GRATIS was a telescope developed to perform the first arcminute imaging of cosmic sources in the 30~200 keV energy band, as an advance of a previous existing program called EXITE.
GRATIS was aimed to provide data relevant to several key problems in high energy astrophysics including the physical processes responsible for the high energy tail observed in the soft gamma-ray spectra of clusters of galaxies and the origin of both the diffuse and point source components of the gamma-ray emission from the Galactic Center.
A schematic diagram of the telescope and gondola package appears at left. The major components of the telescope were the coded aperture mask plane, detector compartment, and telescope frame. The gondola frame -made of aluminum and measuring 1 meter square by 4 meters long- supported the telescope and electronics compartment as well as housed the reaction wheel, elevation drive, and coarse azimuth control.
The gamma-ray telescope consisted of approximately 36 individual, co-aligned, smaller telescopes. Each of these was a one-dimensional imaging telescope consisting of a coded aperture mask and a collimator above a Csl crystal scintillator coupled to a position sensitive (in two dimensions) photomultiplier tube. The 36 small telescopes were all rotated with respect to one another and a two-dimensional image was reconstructed from the set of rotated one-dimensional images.

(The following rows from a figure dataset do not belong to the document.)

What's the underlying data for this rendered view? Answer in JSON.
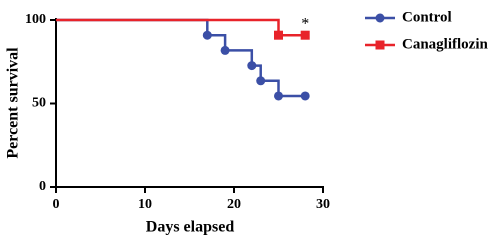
{
  "chart_data": {
    "type": "line",
    "step": true,
    "x_label": "Days elapsed",
    "y_label": "Percent survival",
    "xlim": [
      0,
      30
    ],
    "xticks": [
      0,
      10,
      20,
      30
    ],
    "ylim": [
      0,
      100
    ],
    "yticks": [
      0,
      50,
      100
    ],
    "legend": "right",
    "series": [
      {
        "name": "Control",
        "color": "#3b4fa6",
        "marker": "circle",
        "x": [
          0,
          17,
          19,
          22,
          23,
          25,
          28
        ],
        "values": [
          100,
          90.9,
          81.8,
          72.7,
          63.6,
          54.5,
          54.5
        ]
      },
      {
        "name": "Canagliflozin",
        "color": "#e8232a",
        "marker": "square",
        "x": [
          0,
          25,
          28
        ],
        "values": [
          100,
          90.9,
          90.9
        ]
      }
    ],
    "annotations": [
      {
        "text": "*",
        "x": 28,
        "y": 96
      }
    ]
  }
}
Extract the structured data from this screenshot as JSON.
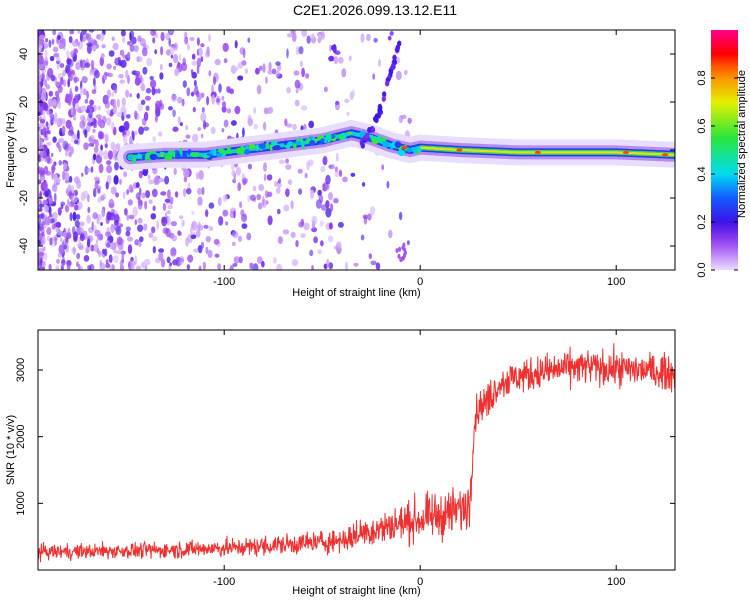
{
  "title": "C2E1.2026.099.13.12.E11",
  "chart_data": [
    {
      "type": "heatmap",
      "xlabel": "Height of straight line (km)",
      "ylabel": "Frequency (Hz)",
      "xlim": [
        -195,
        130
      ],
      "ylim": [
        -50,
        50
      ],
      "xticks": [
        -100,
        0,
        100
      ],
      "yticks": [
        -40,
        -20,
        0,
        20,
        40
      ],
      "ridge": {
        "x": [
          -148,
          -130,
          -110,
          -90,
          -70,
          -50,
          -35,
          -25,
          -15,
          -10,
          -5,
          0,
          20,
          50,
          80,
          100,
          130
        ],
        "y": [
          -3,
          -2,
          -2,
          0,
          2,
          4,
          7,
          5,
          2,
          1,
          0,
          1,
          0,
          -1,
          -1,
          -1,
          -2
        ]
      },
      "chirp": {
        "x": [
          -30,
          -25,
          -20,
          -15,
          -10
        ],
        "y": [
          2,
          8,
          18,
          32,
          46
        ]
      },
      "colorbar": {
        "label": "Normalized spectral amplitude",
        "range": [
          0,
          1
        ],
        "ticks": [
          0.0,
          0.2,
          0.4,
          0.6,
          0.8
        ]
      }
    },
    {
      "type": "line",
      "xlabel": "Height of straight line (km)",
      "ylabel": "SNR (10 * v/v)",
      "xlim": [
        -195,
        130
      ],
      "ylim": [
        0,
        3600
      ],
      "xticks": [
        -100,
        0,
        100
      ],
      "yticks": [
        1000,
        2000,
        3000
      ],
      "series": [
        {
          "color": "#ee3030",
          "x": [
            -195,
            -170,
            -150,
            -130,
            -110,
            -90,
            -70,
            -50,
            -40,
            -35,
            -30,
            -20,
            -10,
            0,
            10,
            20,
            25,
            28,
            30,
            35,
            40,
            50,
            60,
            80,
            100,
            115,
            130
          ],
          "y": [
            270,
            280,
            290,
            300,
            320,
            340,
            380,
            420,
            450,
            480,
            560,
            620,
            700,
            760,
            820,
            900,
            980,
            2300,
            2450,
            2550,
            2800,
            2900,
            2960,
            3050,
            3020,
            3000,
            2950
          ]
        }
      ]
    }
  ]
}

The shielding of the detector was a combination of active shields for charged particle rejection and passive shields to reduce atmospheric gamma radiation and x-ray fluorescence. The active shield was a plastic scintillator coupled to phototubes while the passive shield was a graded Z shield consisting of a 3 mm outer layer of lead, a middle layer of 1 mm of tin, and an inner layer of 1 mm copper.
The stabilized gondola was based on an inertial guidance system and a star camera. The gyro-based inertial guidance system provided three-axis pointing information with approximately 20 arcsecond precision. It was a true inertial guidance system with gyros, accelerometers, and an integral navigational processor. Once aligned and initialized, the system was capable of determining pointing direction, angular rates, latitude, longitude, and surface velocity. The gyros had high relative pointing precision, but had a slow drift. To correct it, was used a microchannel plate intensified CCD camera with an 8 inch diameter optical telescope as a star camera. Monitoring the video image at the ground station, allowed to correct for gyro drifts and maintain their absolute accuracy.

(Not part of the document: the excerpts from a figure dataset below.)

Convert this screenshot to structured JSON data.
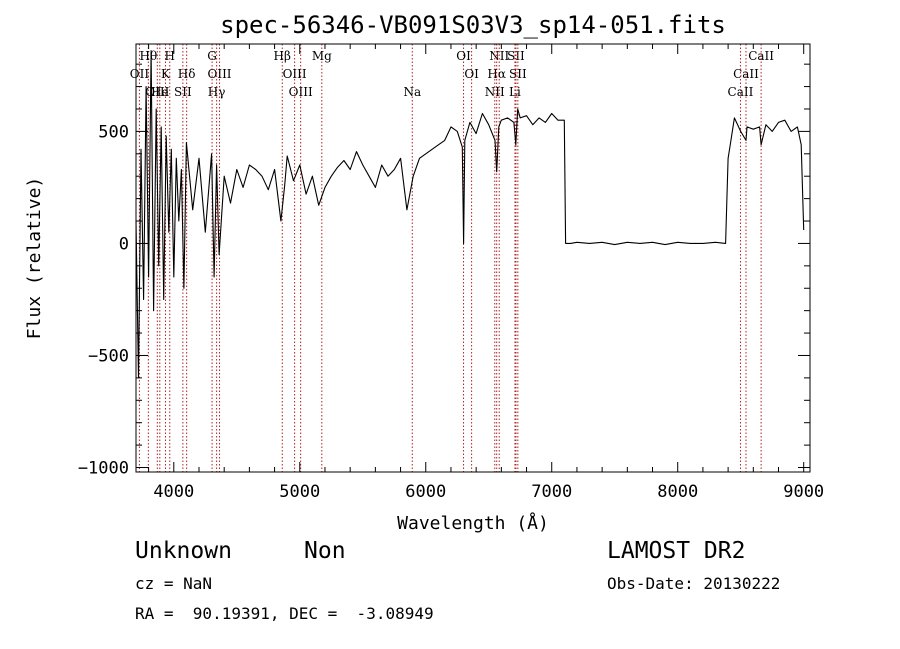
{
  "chart_data": {
    "type": "line",
    "title": "spec-56346-VB091S03V3_sp14-051.fits",
    "xlabel": "Wavelength (Å)",
    "ylabel": "Flux (relative)",
    "xlim": [
      3700,
      9050
    ],
    "ylim": [
      -1020,
      890
    ],
    "xticks": [
      {
        "value": 4000,
        "label": "4000"
      },
      {
        "value": 5000,
        "label": "5000"
      },
      {
        "value": 6000,
        "label": "6000"
      },
      {
        "value": 7000,
        "label": "7000"
      },
      {
        "value": 8000,
        "label": "8000"
      },
      {
        "value": 9000,
        "label": "9000"
      }
    ],
    "yticks": [
      {
        "value": 500,
        "label": "500"
      },
      {
        "value": 0,
        "label": "0"
      },
      {
        "value": -500,
        "label": "−500"
      },
      {
        "value": -1000,
        "label": "−1000"
      }
    ],
    "series": [
      {
        "name": "flux",
        "x": [
          3700,
          3720,
          3740,
          3760,
          3780,
          3800,
          3820,
          3840,
          3860,
          3880,
          3900,
          3920,
          3940,
          3960,
          3980,
          4000,
          4020,
          4040,
          4060,
          4080,
          4100,
          4150,
          4200,
          4250,
          4300,
          4320,
          4340,
          4360,
          4400,
          4450,
          4500,
          4550,
          4600,
          4650,
          4700,
          4750,
          4800,
          4850,
          4880,
          4900,
          4950,
          5000,
          5050,
          5100,
          5150,
          5200,
          5250,
          5300,
          5350,
          5400,
          5450,
          5500,
          5550,
          5600,
          5650,
          5700,
          5750,
          5800,
          5850,
          5900,
          5950,
          6000,
          6050,
          6100,
          6150,
          6200,
          6250,
          6290,
          6300,
          6310,
          6350,
          6400,
          6450,
          6500,
          6550,
          6563,
          6580,
          6600,
          6650,
          6700,
          6715,
          6730,
          6750,
          6800,
          6850,
          6900,
          6950,
          7000,
          7050,
          7100,
          7110,
          7150,
          7200,
          7300,
          7400,
          7500,
          7600,
          7700,
          7800,
          7900,
          8000,
          8100,
          8200,
          8300,
          8380,
          8390,
          8400,
          8420,
          8450,
          8500,
          8542,
          8550,
          8600,
          8650,
          8662,
          8700,
          8750,
          8800,
          8850,
          8900,
          8950,
          8980,
          9000
        ],
        "y": [
          100,
          -600,
          420,
          -250,
          700,
          -150,
          860,
          -300,
          600,
          -100,
          520,
          -250,
          480,
          50,
          420,
          -150,
          380,
          100,
          330,
          -200,
          450,
          150,
          380,
          50,
          400,
          -150,
          350,
          -50,
          300,
          180,
          330,
          250,
          350,
          330,
          300,
          240,
          330,
          100,
          260,
          390,
          280,
          350,
          220,
          300,
          170,
          250,
          300,
          340,
          370,
          330,
          410,
          350,
          300,
          250,
          350,
          300,
          330,
          380,
          150,
          300,
          380,
          400,
          420,
          440,
          460,
          520,
          500,
          430,
          0,
          460,
          540,
          490,
          580,
          530,
          460,
          320,
          520,
          550,
          560,
          540,
          440,
          600,
          560,
          570,
          530,
          560,
          540,
          580,
          550,
          550,
          0,
          0,
          5,
          0,
          5,
          -5,
          5,
          0,
          5,
          -5,
          5,
          0,
          0,
          5,
          0,
          200,
          380,
          450,
          560,
          500,
          460,
          520,
          510,
          520,
          440,
          530,
          500,
          540,
          550,
          500,
          520,
          440,
          60
        ]
      }
    ],
    "lines": [
      {
        "name": "Hθ",
        "wave": 3798,
        "row": 0
      },
      {
        "name": "H",
        "wave": 3968,
        "row": 0
      },
      {
        "name": "G",
        "wave": 4304,
        "row": 0
      },
      {
        "name": "Hβ",
        "wave": 4861,
        "row": 0
      },
      {
        "name": "Mg",
        "wave": 5175,
        "row": 0
      },
      {
        "name": "OI",
        "wave": 6300,
        "row": 0
      },
      {
        "name": "NII",
        "wave": 6583,
        "row": 0
      },
      {
        "name": "SII",
        "wave": 6716,
        "row": 0
      },
      {
        "name": "CaII",
        "wave": 8662,
        "row": 0
      },
      {
        "name": "OII",
        "wave": 3727,
        "row": 1
      },
      {
        "name": "K",
        "wave": 3934,
        "row": 1
      },
      {
        "name": "Hδ",
        "wave": 4102,
        "row": 1
      },
      {
        "name": "OIII",
        "wave": 4363,
        "row": 1
      },
      {
        "name": "OIII",
        "wave": 4959,
        "row": 1
      },
      {
        "name": "OI",
        "wave": 6364,
        "row": 1
      },
      {
        "name": "Hα",
        "wave": 6563,
        "row": 1
      },
      {
        "name": "SII",
        "wave": 6731,
        "row": 1
      },
      {
        "name": "CaII",
        "wave": 8542,
        "row": 1
      },
      {
        "name": "OIII",
        "wave": 3869,
        "row": 2
      },
      {
        "name": "He",
        "wave": 3889,
        "row": 2
      },
      {
        "name": "SII",
        "wave": 4072,
        "row": 2
      },
      {
        "name": "Hγ",
        "wave": 4340,
        "row": 2
      },
      {
        "name": "OIII",
        "wave": 5007,
        "row": 2
      },
      {
        "name": "Na",
        "wave": 5893,
        "row": 2
      },
      {
        "name": "NII",
        "wave": 6548,
        "row": 2
      },
      {
        "name": "Li",
        "wave": 6708,
        "row": 2
      },
      {
        "name": "CaII",
        "wave": 8498,
        "row": 2
      }
    ]
  },
  "info": {
    "class_label": "Unknown",
    "subclass_label": "Non",
    "cz_text": "cz = NaN",
    "radec_text": "RA =  90.19391, DEC =  -3.08949",
    "survey_text": "LAMOST DR2",
    "obsdate_text": "Obs-Date: 20130222"
  }
}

The elevation of the telescope was driven by a torque motor about the telescope's center of mass. The entire gondola slewed and tracked in azimuth to provide correct pointing for the telescope. The gondola had a coarse adjustment through a torque motor that torqued directly against the balloon cables. That torque motor was part of a zero static friction bearing assembly that decoupled the balloon from the gondola during fine azimuth adjustment and tracking. The fine adjustment was provided by a 36 inch diameter reaction wheel driven by another torque motor and mounted to the base of the gondola frame. All of the torque motors were controlled by pulse width modulated power amplifiers coordinated by the on-board 80186 microprocessor based computer system.
The instrument was launched three times, two in the United States and one in Australia. After the program's end, the technology used for the Sub Arcminute Pointing system from GRATIS was transferred and applied in the High Energy Focussing Telescope (HEFT), a more precise telescope aimed to observe high energy sources.
As an additional payload was included in this flight onboard the GRATIS gondola, a 10-µm narrow-band infrared imager which was a prototype system for the TAISIR program, a remote-sensing system intended for future deployment on a satellite platform. The TAISIR prototype took advantage of the extremely stable platform developed for the imaging gamma-ray telescope to demonstrate the performance of a diffraction-limited infrared imager. It worked flawlessly, obtaining over 5000 images.
Balloon launched on: 6/7/1994 at 00:12 utc
Launch site: Columbia Scientific Balloon Facility, Palestine, Texas, US
Balloon launched by: National Scientific Balloon Facility (NSBF)
Balloon manufacturer/size/composition: Zero Pressure Balloon SF3-459.37-080-NSXC-ST
Balloon serial number: W39.57-2E-03
Flight identification number: 1533P
End of flight (L for landing time, W for last contact, otherwise termination time): 6/7/1994 at 12:00 utc
Balloon flight duration (d:days / h:hours / m:minutes): F 7 h 36 m
Landing site: 9 miles E of Menard, Texas, US
This was the second flight of the GRATIS gamma-ray telescope. During the flight were performed background measurements and provided enginnering checks on the complex electronics. The instrument successfully tracked 3 gamma-ray sources during the 10 hour aloft. All systems worked properly throughout the flight.